Mexican robotic lunar science experiment

The Colmena project is a science and engineering experiment to design and deploy small autonomous robots to explore the surface of the Moon. It was created at the National Autonomous University of Mexico (UNAM) by the LINX Space Instrumentation Laboratory, at the UNAM Institute of Nuclear Sciences. It is the first Latin American scientific instrument designed to explore the surface of the Moon.

==Overview==
The payload consisted of five small, autonomous robots, each weighing less than 60 g and measuring 12 cm in diameter, which are designed to be catapulted onto the lunar surface. Once the robots are on the surface, they locate each other and collaborate in a swarm to accomplish their science mission (thus the project name, which is Spanish for beehive).

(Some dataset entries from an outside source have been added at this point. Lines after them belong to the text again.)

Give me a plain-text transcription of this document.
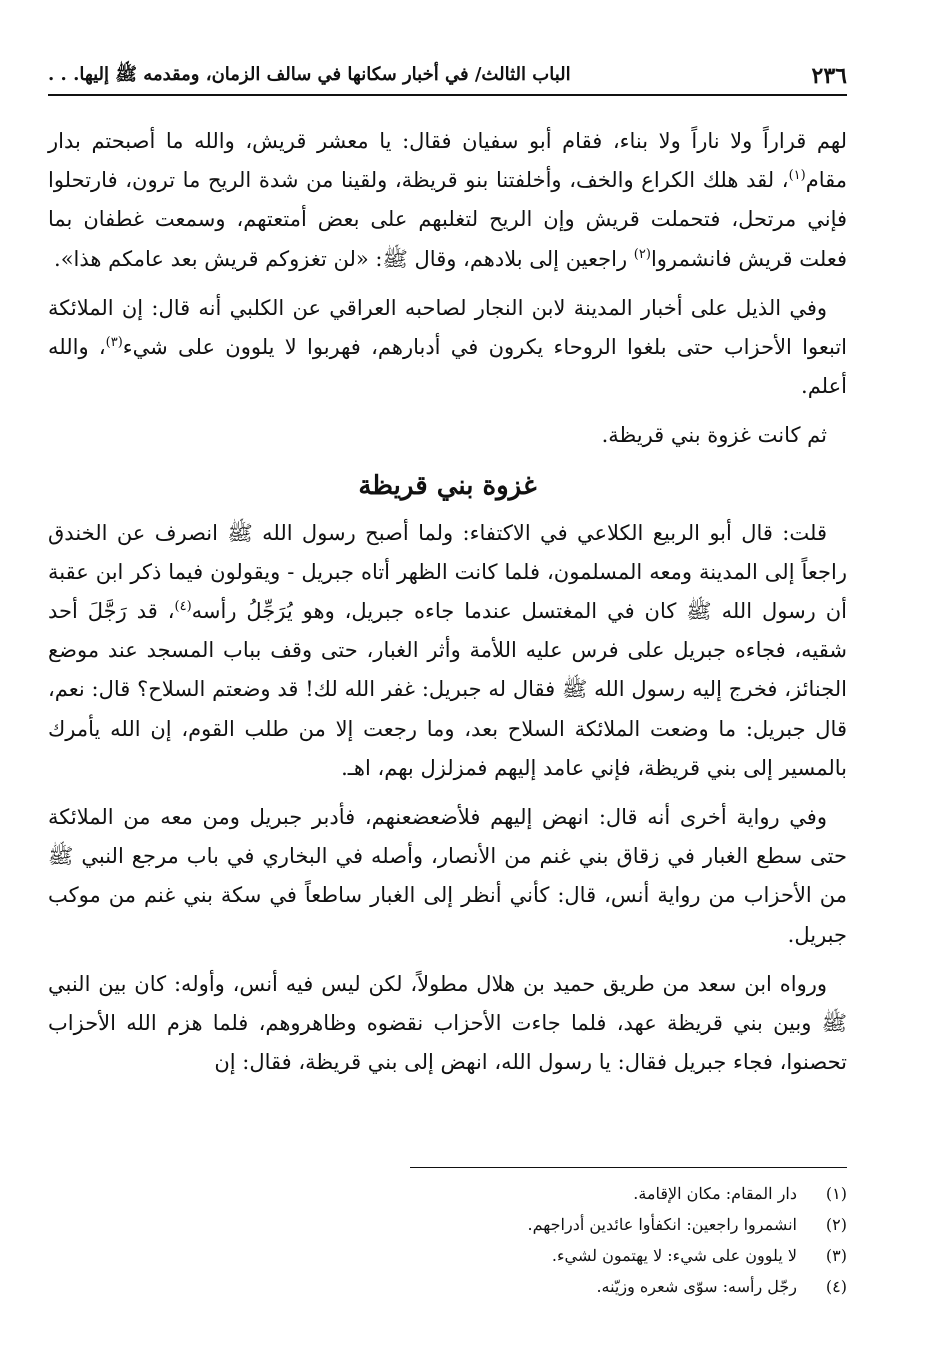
٢٣٦
الباب الثالث/ في أخبار سكانها في سالف الزمان، ومقدمه ﷺ إليها. . .

لهم قراراً ولا ناراً ولا بناء، فقام أبو سفيان فقال: يا معشر قريش، والله ما أصبحتم بدار مقام$^{(١)}$، لقد هلك الكراع والخف، وأخلفتنا بنو قريظة، ولقينا من شدة الريح ما ترون، فارتحلوا فإني مرتحل، فتحملت قريش وإن الريح لتغلبهم على بعض أمتعتهم، وسمعت غطفان بما فعلت قريش فانشمروا$^{(٢)}$ راجعين إلى بلادهم، وقال ﷺ: «لن تغزوكم قريش بعد عامكم هذا».

وفي الذيل على أخبار المدينة لابن النجار لصاحبه العراقي عن الكلبي أنه قال: إن الملائكة اتبعوا الأحزاب حتى بلغوا الروحاء يكرون في أدبارهم، فهربوا لا يلوون على شيء$^{(٣)}$، والله أعلم.

ثم كانت غزوة بني قريظة.

غزوة بني قريظة

قلت: قال أبو الربيع الكلاعي في الاكتفاء: ولما أصبح رسول الله ﷺ انصرف عن الخندق راجعاً إلى المدينة ومعه المسلمون، فلما كانت الظهر أتاه جبريل - ويقولون فيما ذكر ابن عقبة أن رسول الله ﷺ كان في المغتسل عندما جاءه جبريل، وهو يُرَجِّلُ رأسه$^{(٤)}$، قد رَجَّلَ أحد شقيه، فجاءه جبريل على فرس عليه اللأمة وأثر الغبار، حتى وقف بباب المسجد عند موضع الجنائز، فخرج إليه رسول الله ﷺ فقال له جبريل: غفر الله لك! قد وضعتم السلاح؟ قال: نعم، قال جبريل: ما وضعت الملائكة السلاح بعد، وما رجعت إلا من طلب القوم، إن الله يأمرك بالمسير إلى بني قريظة، فإني عامد إليهم فمزلزل بهم، اهـ.

وفي رواية أخرى أنه قال: انهض إليهم فلأضعضعنهم، فأدبر جبريل ومن معه من الملائكة حتى سطع الغبار في زقاق بني غنم من الأنصار، وأصله في البخاري في باب مرجع النبي ﷺ من الأحزاب من رواية أنس، قال: كأني أنظر إلى الغبار ساطعاً في سكة بني غنم من موكب جبريل.

ورواه ابن سعد من طريق حميد بن هلال مطولاً، لكن ليس فيه أنس، وأوله: كان بين النبي ﷺ وبين بني قريظة عهد، فلما جاءت الأحزاب نقضوه وظاهروهم، فلما هزم الله الأحزاب تحصنوا، فجاء جبريل فقال: يا رسول الله، انهض إلى بني قريظة، فقال: إن

(١)
دار المقام: مكان الإقامة.
(٢)
انشمروا راجعين: انكفأوا عائدين أدراجهم.
(٣)
لا يلوون على شيء: لا يهتمون لشيء.
(٤)
رجّل رأسه: سوّى شعره وزيّنه.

It was launched on 8 January 2024 on the maiden flight of the Vulcan Centaur rocket as a co-hosted payload on Astrobotic Technology's Peregrine Mission One to the Moon. However, following a propellant issue with the lander, the mission was aborted and the lander along with Colmena burned up in Earth's atmosphere over the South Pacific Ocean, with a last reported contact by the Canberra tracking station at 20:59 GMT.

A replica of Colmena, along with models of the other payloads, is integrated into a repurposed test model of Astrobotic's Peregrine lunar lander, as part of the Futures in Space exhibition at the Smithsonian National Air and Space Museum in Washington, D.C.